Desviando: Vem a minha mente agora um jogo eletrônico com o qual costumava me divertir quando ainda era adolescente (meados da década de 90). O nome do jogo era "Prince of Persia" e em determinado momento nossa personagem precisava enfrentar a própria imagem gerada em um espelho. Gastei horas, dias, quase uma semana inteira, tentando acertar a cópia, tentando vencê-la. Gastei toda a minha criatividade para encontrar onde, ou como, poderia acertá-la com a espada de forma a derrotá-la. Sempre que conseguia acertá-la, minha personagem era ferida no mesmo ponto e no mesmo instante. Não conseguia entender, até que em determinado momento tudo ficou claro. A minha luta era o que me derrubava. Tudo o que eu fazia para tentar vencer o inimigo era exatamente o que me derrotava, afinal de contas, era uma cópia da personagem que eu controlava.

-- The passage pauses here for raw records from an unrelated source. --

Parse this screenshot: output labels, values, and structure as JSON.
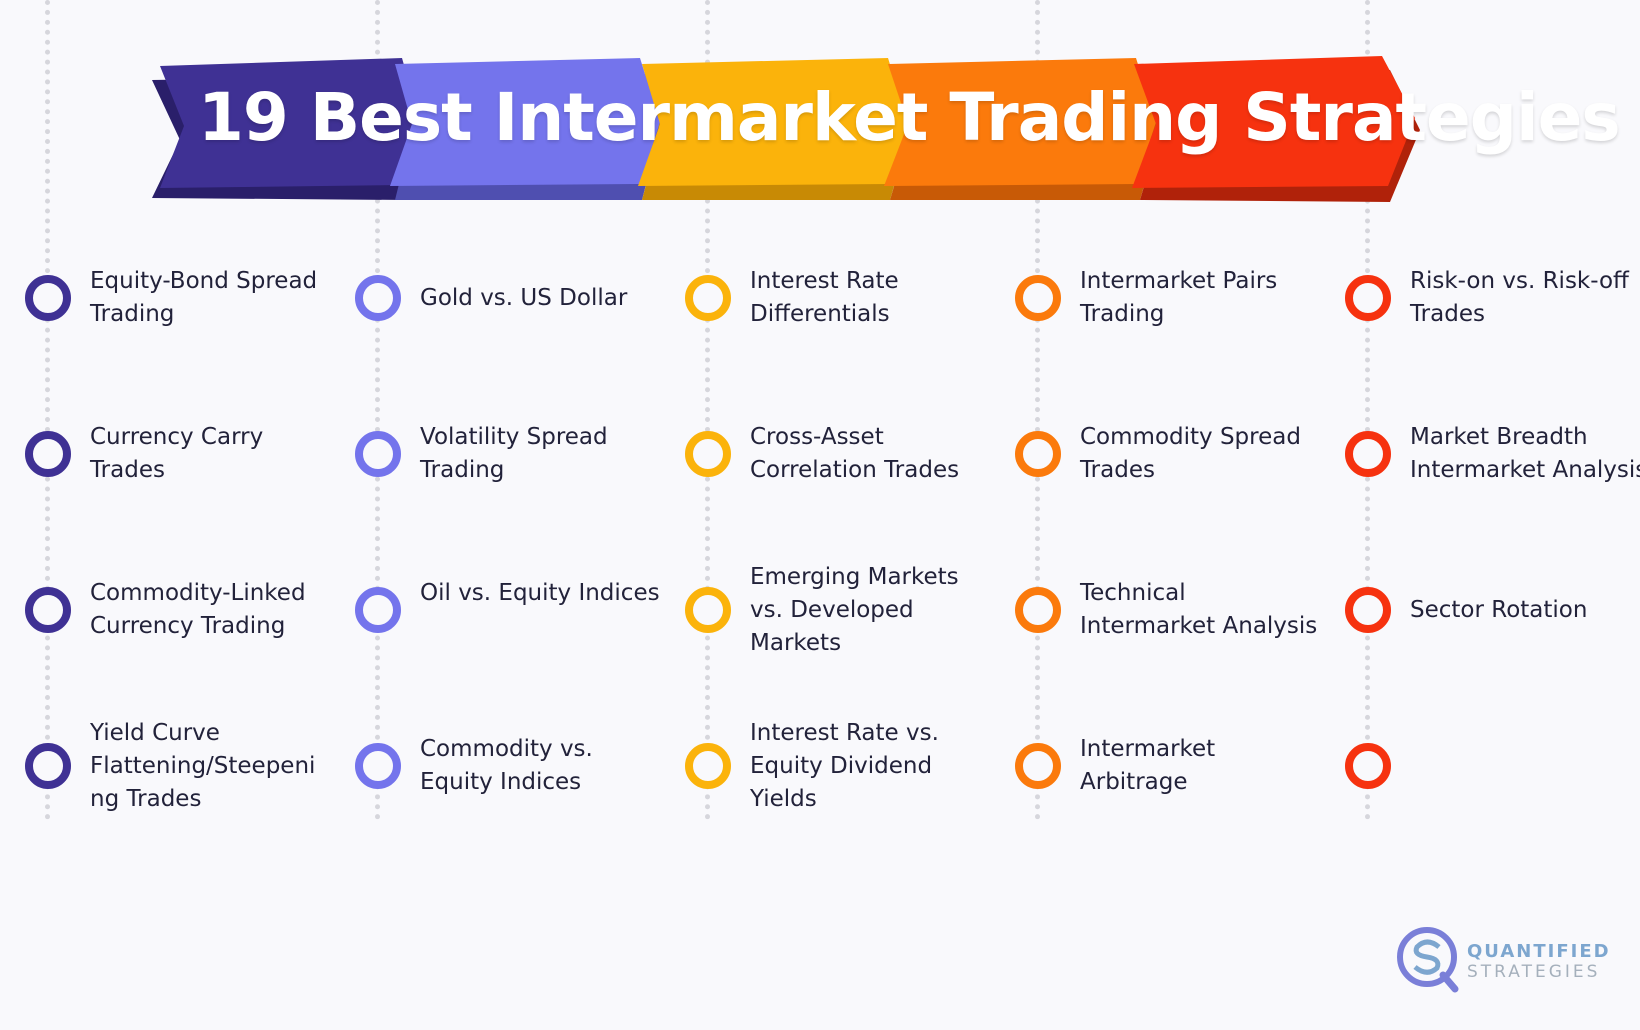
{
  "title": "19 Best Intermarket Trading Strategies",
  "colors": {
    "purple_dark": "#3f3194",
    "purple_light": "#7474ec",
    "yellow": "#fbb30b",
    "orange": "#fb7a0c",
    "red": "#f6320f"
  },
  "columns": [
    {
      "color": "#3f3194",
      "items": [
        "Equity-Bond Spread Trading",
        "Currency Carry Trades",
        "Commodity-Linked Currency Trading",
        "Yield Curve Flattening/Steepeni ng Trades"
      ]
    },
    {
      "color": "#7474ec",
      "items": [
        "Gold vs. US Dollar",
        "Volatility Spread Trading",
        "Oil vs. Equity Indices",
        "Commodity vs. Equity Indices"
      ]
    },
    {
      "color": "#fbb30b",
      "items": [
        "Interest Rate Differentials",
        "Cross-Asset Correlation Trades",
        "Emerging Markets vs. Developed Markets",
        "Interest Rate vs. Equity Dividend Yields"
      ]
    },
    {
      "color": "#fb7a0c",
      "items": [
        "Intermarket Pairs Trading",
        "Commodity Spread Trades",
        "Technical Intermarket Analysis",
        "Intermarket Arbitrage"
      ]
    },
    {
      "color": "#f6320f",
      "items": [
        "Risk-on vs. Risk-off Trades",
        "Market Breadth Intermarket Analysis",
        "Sector Rotation",
        ""
      ]
    }
  ],
  "logo": {
    "line1": "QUANTIFIED",
    "line2": "STRATEGIES",
    "color": "#7da6cf"
  }
}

Voltando: Minha opinião é que todo nosso esforço se concentra em obter conforto, que poderia ser alcançado se não nos esforçássemos por esse motivo e, somente nesse caso, descobriríamos o que nos conforta de verdade (já falei algo sobre isso aqui) . Minha impressão é que sabemos disso, mas o que nos falta é a coragem para fazer diferente. Minha aposta é que inevitavelmente nos arrependeremos disso, mas nesse dia estaremos nos tornando estatísticas para os cálculos da expectativa de vida.

"Oráculo: Tudo que tem um começo tem um fim."
Matrix Revolutions (2003)

O fim do mundo é individual, é solitário, é claustrofóbico, é frio, é pálido, é triste. Eventualmente há uma flor aqui ou ali, no máximo, tentando nos convencer que o mundo acabou um pouco para todo mundo também, ou pelo menos um pouco para quem mandou as flores.

PS: Acho que o clima ficou um pouco pesado, então apenas para não acabar desse jeito, segue uma citação final de esperança.

"Porque Deus amou o mundo de tal maneira que deu o seu Filho unigênito, para que todo aquele que nele crê não pereça, mas tenha a vida eterna."